Like the process of making the eponymous glass of whiskey, DRAM distills genome annotations to metabolic functions in three levels that scale in information: (1) Raw, (2) Distillate, and (3) Liquor. Through this distillation process, DRAM is able to annotate high volumes of microbial genomes and organize the resulting information in a way that highlights functional guilds, allowing users to infer organismal metabolism across hundreds of genomes. To obtain the Raw output, DRAM calls genes on input genomes, searches each gene against seven databases, and considers all derived annotations together. This approach significantly increases database searches by at least 25% beyond other annotators such as DFAST, MetaERG, and Prokka. The DRAM Raw output contains all database hits per gene in every input genome, which is the final output for most annotators. DRAM significantly advances genome annotation beyond the final raw output by providing the first of its kind organization and visualization of all annotations into ecosystem relevant functions.

DRAM Overview

DRAM-v Overview

Quickstart

These are the commands needed to quickly install, setup and get started running DRAM and DRAM-v.

DRAM installation

It is recommended to install DRAM within a conda environment. If you would like to install DRAM manually see the How to Install and Set Up DRAM section of the Wiki.

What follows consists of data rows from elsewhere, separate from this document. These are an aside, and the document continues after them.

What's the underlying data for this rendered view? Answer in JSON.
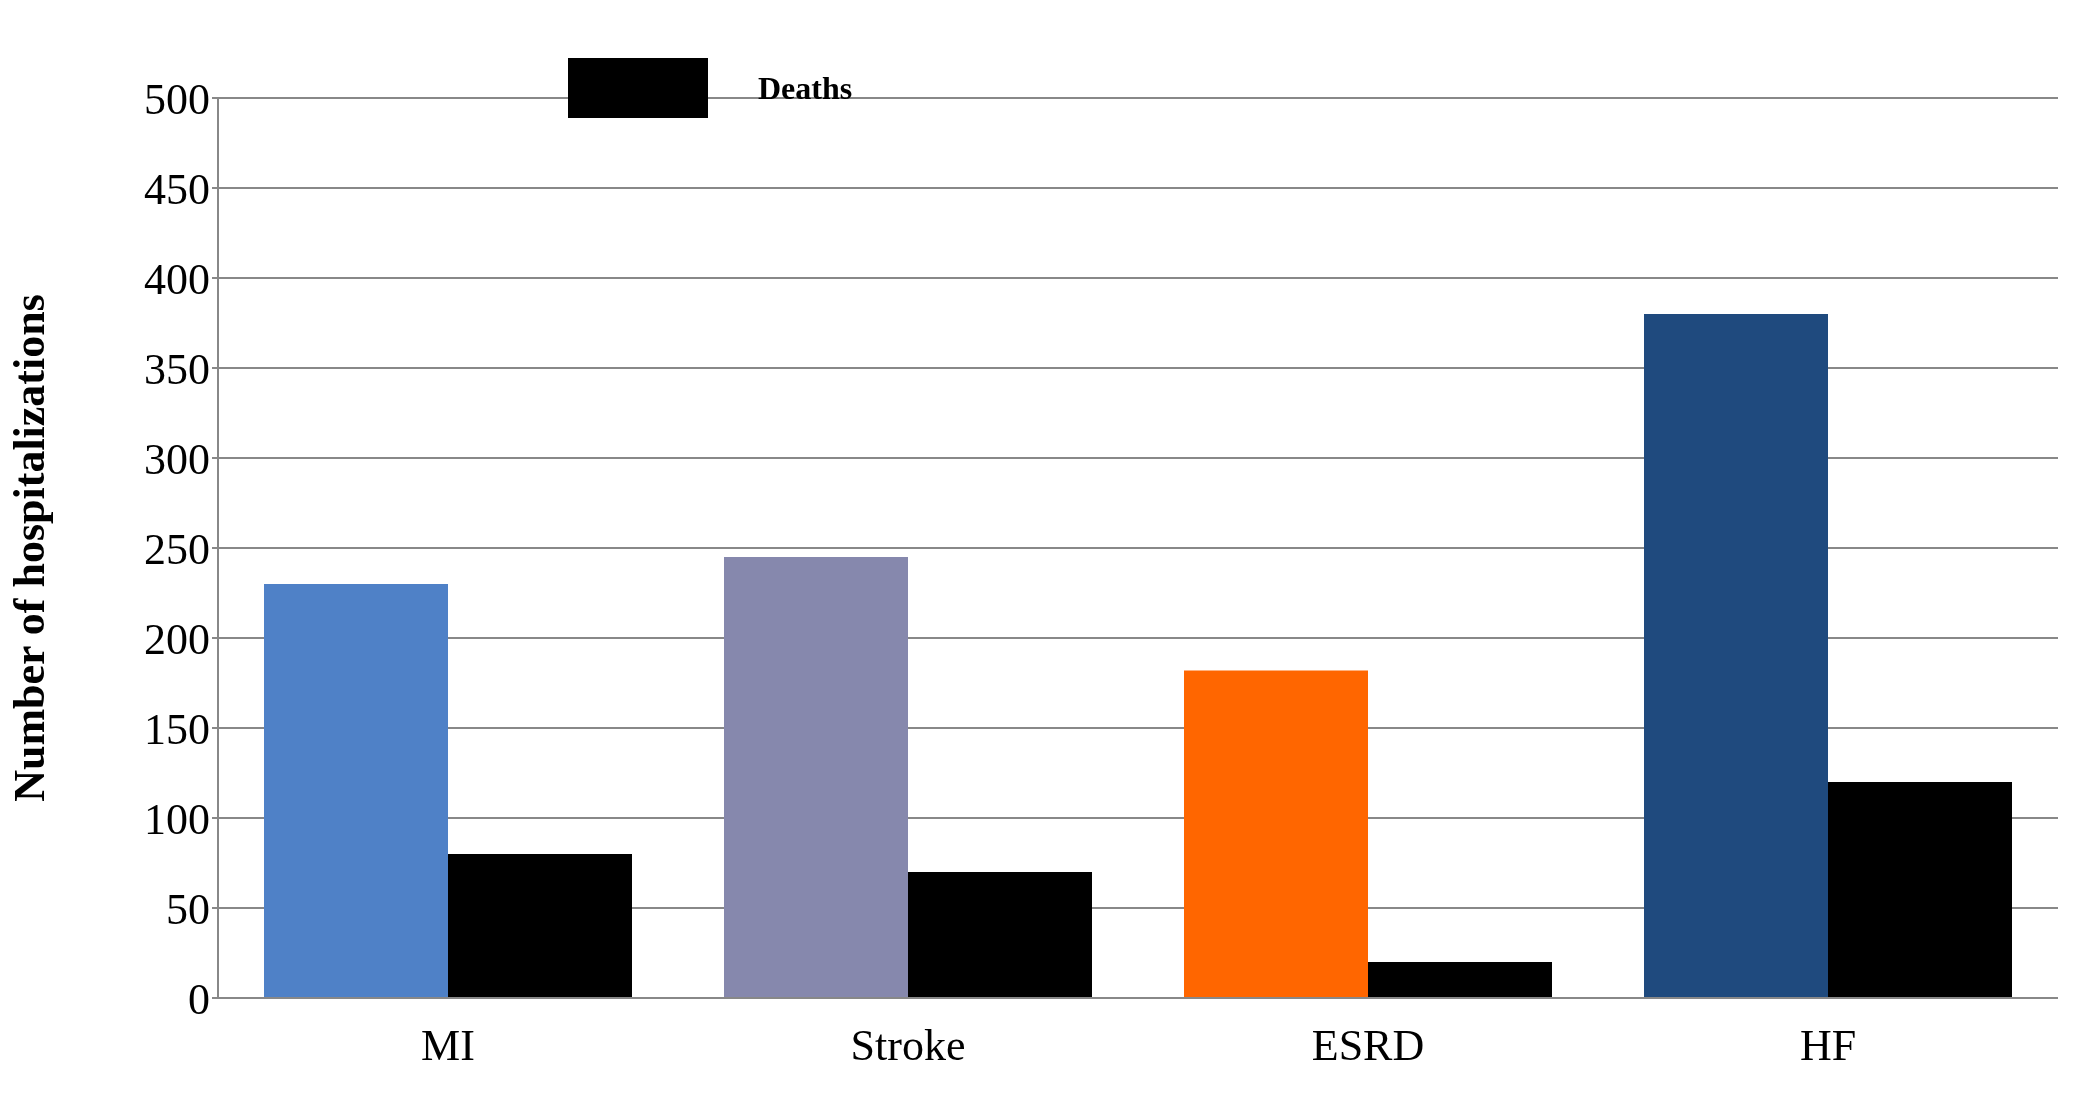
{
  "chart_data": {
    "type": "bar",
    "ylabel": "Number of hospitalizations",
    "categories": [
      "MI",
      "Stroke",
      "ESRD",
      "HF"
    ],
    "series": [
      {
        "colors": [
          "#4f81c7",
          "#8688ad",
          "#ff6600",
          "#1f4a7e"
        ],
        "values": [
          230,
          245,
          182,
          380
        ]
      },
      {
        "name": "Deaths",
        "color": "#000000",
        "values": [
          80,
          70,
          20,
          120
        ]
      }
    ],
    "ylim": [
      0,
      500
    ],
    "yticks": [
      0,
      50,
      100,
      150,
      200,
      250,
      300,
      350,
      400,
      450,
      500
    ],
    "grid": "y",
    "legend": "top"
  }
}
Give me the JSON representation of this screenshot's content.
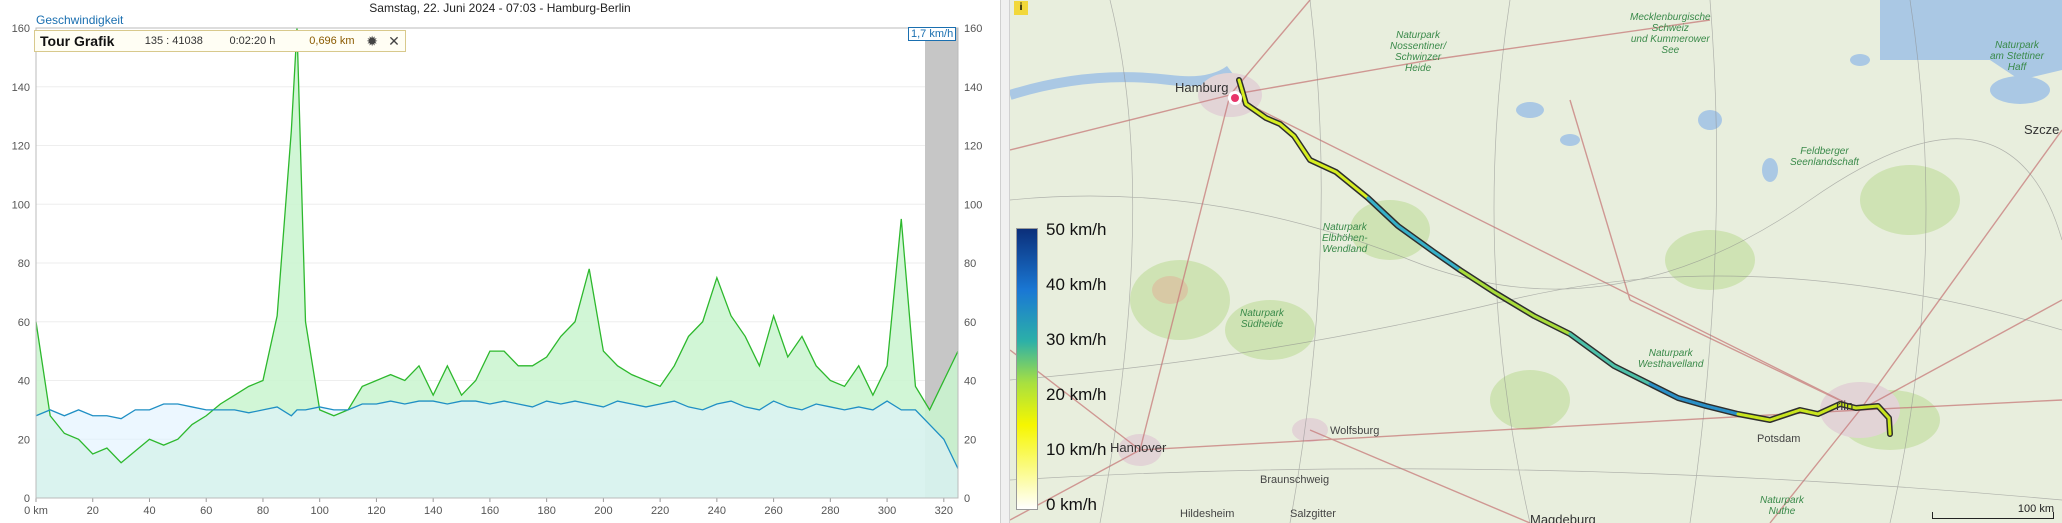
{
  "chart": {
    "title": "Samstag, 22. Juni 2024 - 07:03 - Hamburg-Berlin",
    "series_label": "Geschwindigkeit",
    "left_y_ticks": [
      "160",
      "140",
      "120",
      "100",
      "80",
      "60",
      "40",
      "20",
      "0"
    ],
    "right_y_ticks": [
      "160",
      "140",
      "120",
      "100",
      "80",
      "60",
      "40",
      "20",
      "0"
    ],
    "x_ticks": [
      "0 km",
      "20",
      "40",
      "60",
      "80",
      "100",
      "120",
      "140",
      "160",
      "180",
      "200",
      "220",
      "240",
      "260",
      "280",
      "300",
      "320"
    ],
    "readout": "1,7 km/h",
    "colors": {
      "green": "#2db82d",
      "green_fill": "#c9f5cf",
      "blue": "#1f8fc4",
      "blue_fill": "#dff1ff"
    }
  },
  "tour_panel": {
    "title": "Tour Grafik",
    "id": "135 : 41038",
    "duration": "0:02:20 h",
    "distance": "0,696 km",
    "settings_icon": "gear-icon",
    "close_icon": "close-icon"
  },
  "chart_data": {
    "type": "line",
    "xlabel": "",
    "ylabel": "",
    "xlim": [
      0,
      325
    ],
    "ylim": [
      0,
      160
    ],
    "x": [
      0,
      5,
      10,
      15,
      20,
      25,
      30,
      35,
      40,
      45,
      50,
      55,
      60,
      65,
      70,
      75,
      80,
      85,
      90,
      92,
      95,
      100,
      105,
      110,
      115,
      120,
      125,
      130,
      135,
      140,
      145,
      150,
      155,
      160,
      165,
      170,
      175,
      180,
      185,
      190,
      195,
      200,
      205,
      210,
      215,
      220,
      225,
      230,
      235,
      240,
      245,
      250,
      255,
      260,
      265,
      270,
      275,
      280,
      285,
      290,
      295,
      300,
      305,
      310,
      315,
      320,
      325
    ],
    "series": [
      {
        "name": "",
        "values": [
          60,
          28,
          22,
          20,
          15,
          17,
          12,
          16,
          20,
          18,
          20,
          25,
          28,
          32,
          35,
          38,
          40,
          62,
          125,
          160,
          60,
          30,
          28,
          30,
          38,
          40,
          42,
          40,
          45,
          35,
          45,
          35,
          40,
          50,
          50,
          45,
          45,
          48,
          55,
          60,
          78,
          50,
          45,
          42,
          40,
          38,
          45,
          55,
          60,
          75,
          62,
          55,
          45,
          62,
          48,
          55,
          45,
          40,
          38,
          45,
          35,
          45,
          95,
          38,
          30,
          40,
          50
        ]
      },
      {
        "name": "",
        "values": [
          28,
          30,
          28,
          30,
          28,
          28,
          27,
          30,
          30,
          32,
          32,
          31,
          30,
          30,
          30,
          29,
          30,
          31,
          28,
          30,
          30,
          31,
          30,
          30,
          32,
          32,
          33,
          32,
          33,
          33,
          32,
          33,
          33,
          32,
          33,
          32,
          31,
          33,
          32,
          33,
          32,
          31,
          33,
          32,
          31,
          32,
          33,
          31,
          30,
          32,
          33,
          31,
          30,
          33,
          31,
          30,
          32,
          31,
          30,
          31,
          30,
          33,
          30,
          30,
          25,
          20,
          10
        ]
      }
    ]
  },
  "map": {
    "info_label": "i",
    "legend": [
      "50 km/h",
      "40 km/h",
      "30 km/h",
      "20 km/h",
      "10 km/h",
      "0 km/h"
    ],
    "scale": "100 km",
    "cities": {
      "hamburg": "Hamburg",
      "hannover": "Hannover",
      "wolfsburg": "Wolfsburg",
      "braunschweig": "Braunschweig",
      "hildesheim": "Hildesheim",
      "salzgitter": "Salzgitter",
      "magdeburg": "Magdeburg",
      "potsdam": "Potsdam",
      "berlin": "rlin",
      "szczecin": "Szcze"
    },
    "parks": {
      "mecklenburg": "Mecklenburgische\nSchweiz\nund Kummerower\nSee",
      "nossentiner": "Naturpark\nNossentiner/\nSchwinzer\nHeide",
      "elbhoehen": "Naturpark\nElbhöhen-\nWendland",
      "suedheide": "Naturpark\nSüdheide",
      "feldberger": "Feldberger\nSeenlandschaft",
      "westhavelland": "Naturpark\nWesthavelland",
      "nuthe": "Naturpark\nNuthe",
      "stettiner": "Naturpark\nam Stettiner\nHaff"
    },
    "colors": {
      "route_high": "#1a5aa0",
      "route_mid": "#2ea0d0",
      "route_low": "#e8f000"
    }
  }
}
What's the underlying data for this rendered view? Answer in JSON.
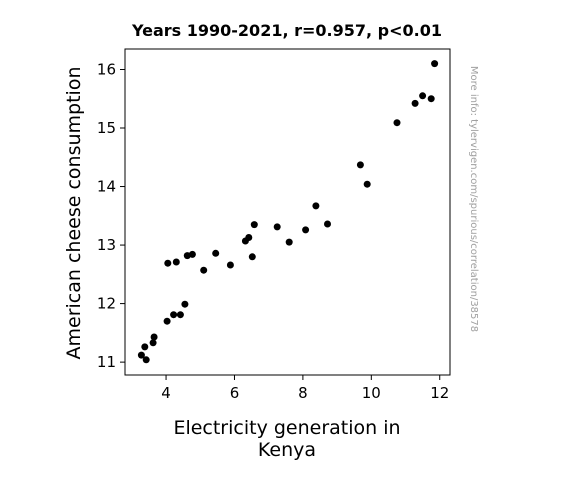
{
  "chart_data": {
    "type": "scatter",
    "title": "Years 1990-2021, r=0.957, p<0.01",
    "xlabel_lines": [
      "Electricity generation in",
      "Kenya"
    ],
    "ylabel": "American cheese consumption",
    "watermark": "More info: tylervigen.com/spurious/correlation/38578",
    "xlim": [
      2.8,
      12.3
    ],
    "ylim": [
      10.78,
      16.35
    ],
    "xticks": [
      4,
      6,
      8,
      10,
      12
    ],
    "yticks": [
      11,
      12,
      13,
      14,
      15,
      16
    ],
    "marker_color": "#000000",
    "points": [
      {
        "x": 3.28,
        "y": 11.12
      },
      {
        "x": 3.38,
        "y": 11.26
      },
      {
        "x": 3.42,
        "y": 11.04
      },
      {
        "x": 3.62,
        "y": 11.33
      },
      {
        "x": 3.65,
        "y": 11.43
      },
      {
        "x": 4.03,
        "y": 11.7
      },
      {
        "x": 4.05,
        "y": 12.69
      },
      {
        "x": 4.22,
        "y": 11.81
      },
      {
        "x": 4.3,
        "y": 12.71
      },
      {
        "x": 4.42,
        "y": 11.81
      },
      {
        "x": 4.55,
        "y": 11.99
      },
      {
        "x": 4.62,
        "y": 12.82
      },
      {
        "x": 4.77,
        "y": 12.84
      },
      {
        "x": 5.1,
        "y": 12.57
      },
      {
        "x": 5.45,
        "y": 12.86
      },
      {
        "x": 5.88,
        "y": 12.66
      },
      {
        "x": 6.32,
        "y": 13.07
      },
      {
        "x": 6.42,
        "y": 13.13
      },
      {
        "x": 6.52,
        "y": 12.8
      },
      {
        "x": 6.58,
        "y": 13.35
      },
      {
        "x": 7.25,
        "y": 13.31
      },
      {
        "x": 7.6,
        "y": 13.05
      },
      {
        "x": 8.08,
        "y": 13.26
      },
      {
        "x": 8.38,
        "y": 13.67
      },
      {
        "x": 8.72,
        "y": 13.36
      },
      {
        "x": 9.68,
        "y": 14.37
      },
      {
        "x": 9.88,
        "y": 14.04
      },
      {
        "x": 10.75,
        "y": 15.09
      },
      {
        "x": 11.28,
        "y": 15.42
      },
      {
        "x": 11.5,
        "y": 15.55
      },
      {
        "x": 11.75,
        "y": 15.5
      },
      {
        "x": 11.85,
        "y": 16.1
      }
    ]
  }
}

wget https://raw.githubusercontent.com/shafferm/DRAM/master/environment.yaml
conda env create -f environment.yml -n DRAM

If this installation method is used then all further steps should be ran inside the created DRAM environment.

DRAM setup

Then set up DRAM using the following command:

DRAM.py prepare_databases --output_dir DRAM_data --kegg_loc kegg.pep

Running DRAM

Once DRAM is set up you are ready to annotate some MAGs. The following commands will generate the full annotation and distillation of MAGs:

DRAM.py annotate -i 'my_bins/*.fa' -o annotation
DRAM.py distill -i annotation/annotations.tsv -o genome_summaries --trna_path annotation/trnas.tsv --rrna_path annotation/rrnas.tsv

Running DRAM-v

Annotating and distilling viral contigs requires some preprocessing and an additional input. The contigs must be processed with VirSorter and the processed viral contigs and VIRSorter_affi-contigs.tab are used as input to DRAM-v. The following commands will generate the full annotation and distillation of viral contigs:

DRAM-v.py annotate -i my_viral_contigs.fa -v VIRSorter_affi-contigs.tab -o annotation
DRAM-v.py distill -i annotation/annotations.tsv -o annotation/distilled

System Requirements

DRAM has a large memory burden and is design to be ran on servers. DRAM annotates against a large variety of databases which must be processed and stored. With a standard setup the processed DRAM databases take up about 20 GB of storage. DRAM memory usage depends on the databases used. When annotating with UniRef90 around 220 GB of RAM is required. If the KEGG gene database has been provided and the --skip_uniref flag is used then memory usage is around 100 GB of RAM. If KOfam is used to annotate KEGG along with the --skip_uniref flag then less than 50 GB of RAM is required. DRAM can be run with any number of processors on a single node.